UPDATE: In regards to the headless question, selenium has an option or configuration in where you can add in a headless option. This is done by the code below:
options = Selenium::WebDriver::Chrome::Options.new
options.add_argument('--headless')
driver = Selenium::WebDriver.for :chrome, options: options
For my next question in order for the site to fully scrape the JS rendered HTML I set my timeout variable to 5 seconds:
wait = Selenium::WebDriver::Wait.new(:timeout => 5)
wait.until { /title-holder/.match(driver.page_source) }
wait.until
pretty much means wait 5 seconds until I find a title-holder
class inside of the page_source
or rendered HTML. This pretty much solved all my questions.

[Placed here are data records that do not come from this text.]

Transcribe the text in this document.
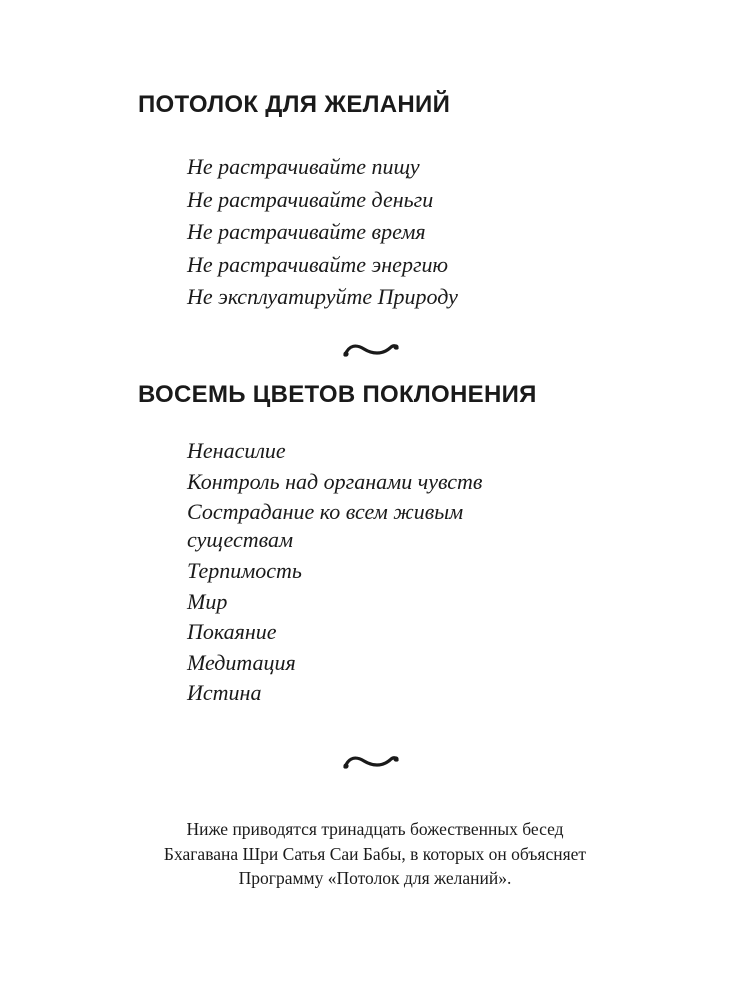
ПОТОЛОК ДЛЯ ЖЕЛАНИЙ
Не растрачивайте пищу
Не растрачивайте деньги
Не растрачивайте время
Не растрачивайте энергию
Не эксплуатируйте Природу
ВОСЕМЬ ЦВЕТОВ ПОКЛОНЕНИЯ
Ненасилие
Контроль над органами чувств
Сострадание ко всем живым существам
Терпимость
Мир
Покаяние
Медитация
Истина

Ниже приводятся тринадцать божественных бесед
Бхагавана Шри Сатья Саи Бабы, в которых он объясняет
Программу «Потолок для желаний».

In regards to the headless question, selenium has an option or configuration in where you can add in a headless option. This is done by the code below:
options = Selenium::WebDriver::Chrome::Options.new
options.add_argument('--headless')
driver = Selenium::WebDriver.for :chrome, options: options
For my next question in order for the site to fully scrape the JS rendered HTML I set my timeout variable to 5 seconds:
wait = Selenium::WebDriver::Wait.new(:timeout => 5)
wait.until { /title-holder/.match(driver.page_source) }
wait.until
pretty much means wait 5 seconds until I find a title-holder
class inside of the page_source
or rendered HTML. This pretty much solved all my questions.